As one, teensy-tiny little measure in this direction, I’d like to invite you to join me in using the hashtag #momsafezone on social media. Use it when you’re posting something you’re praying not to be judged for. Use it when you’re patting yourself on the back for choosing to support a mom in some way. Use it when you’re declaring: “I’m a safe space for moms.” Use it when you send a text to a mom that starts with “Can I help in any way?” or ends with, “I know you’re busy, please don’t feel pressured to respond.”

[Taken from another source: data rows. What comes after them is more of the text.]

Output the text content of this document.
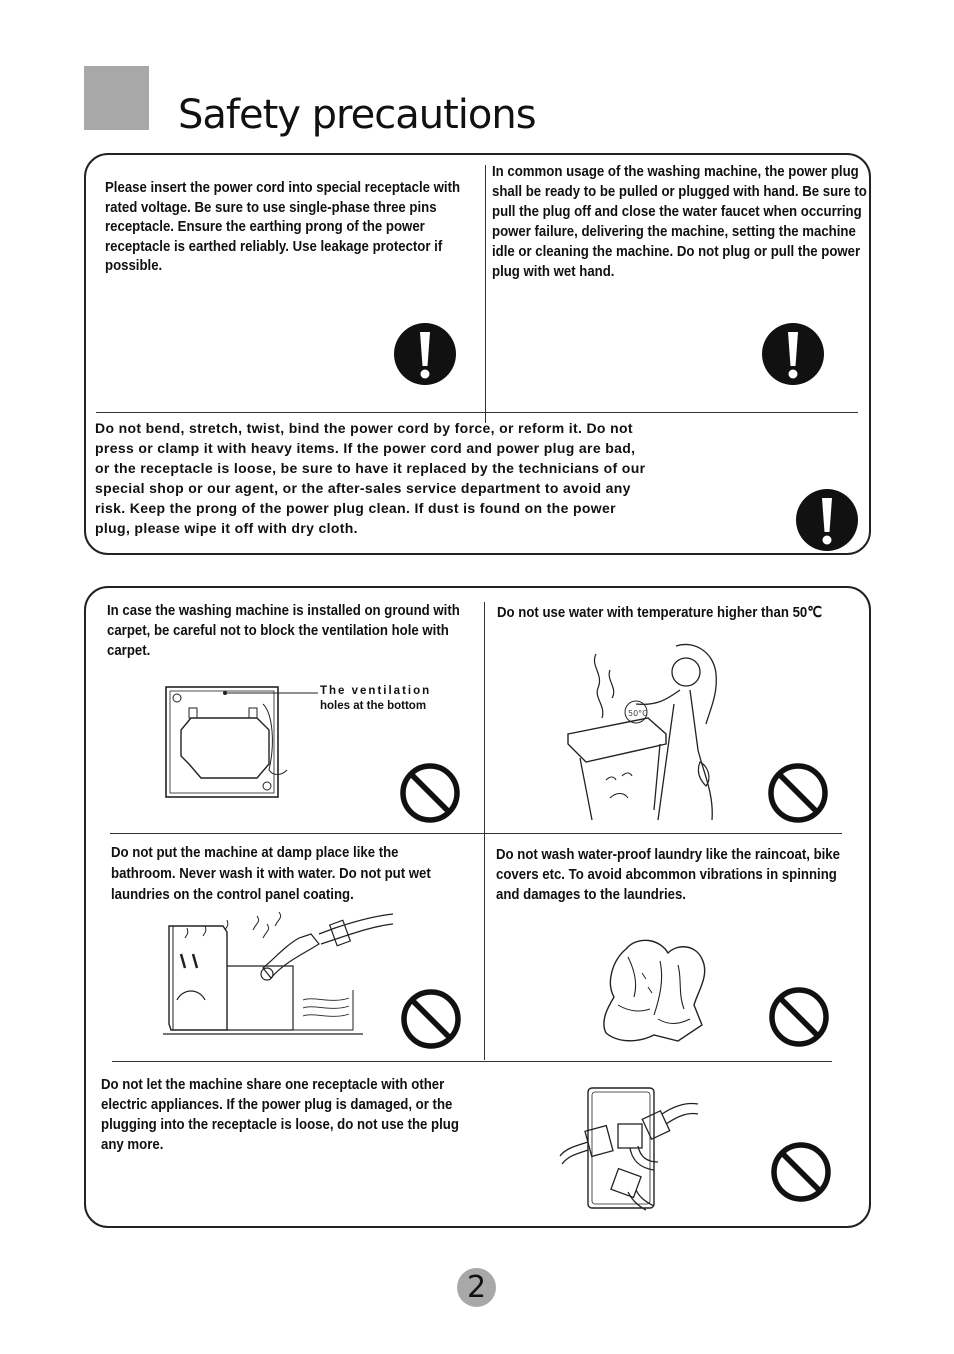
Safety precautions

Please insert the power cord into special receptacle with rated voltage. Be sure to use single-phase three pins receptacle. Ensure the earthing prong of the power receptacle is earthed reliably. Use leakage protector if possible.

In common usage of the washing machine, the power plug shall be ready to be pulled or plugged with hand. Be sure to pull the plug off and close the water faucet when occurring power failure, delivering the machine, setting the machine idle or cleaning the machine. Do not plug or pull the power plug with wet hand.

Do not bend, stretch, twist, bind the power cord by force, or reform it. Do not press or clamp it with heavy items. If the power cord and power plug are bad, or the receptacle is loose, be sure to have it replaced by the technicians of our special shop or our agent, or the after-sales service department to avoid any risk. Keep the prong of the power plug clean. If dust is found on the power plug, please wipe it off with dry cloth.

In case the washing machine is installed on ground with carpet, be careful not to block the ventilation hole with carpet.

The ventilation

holes at the bottom

Do not use water with temperature higher than 50℃

50°C

Do not put the machine at damp place like the bathroom. Never wash it with water. Do not put wet laundries on the control panel coating.

Do not wash water-proof laundry like the raincoat, bike covers etc. To avoid abcommon vibrations in spinning and damages to the laundries.

Do not let the machine share one receptacle with other electric appliances. If the power plug is damaged, or the plugging into the receptacle is loose, do not use the plug any more.

2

And yeah, of course we want you to buy Rasa (duh, we’re a business), especially because of how helpful Rasa has been to so many moms. But we know Rasa rests on its own merits and you’ll request it as a gift or buy it for a mom in your life if it feels like the right way to support yourself or a mom you love. (& if so, please visit here).
Thank you for reading and for taking a stand for moms.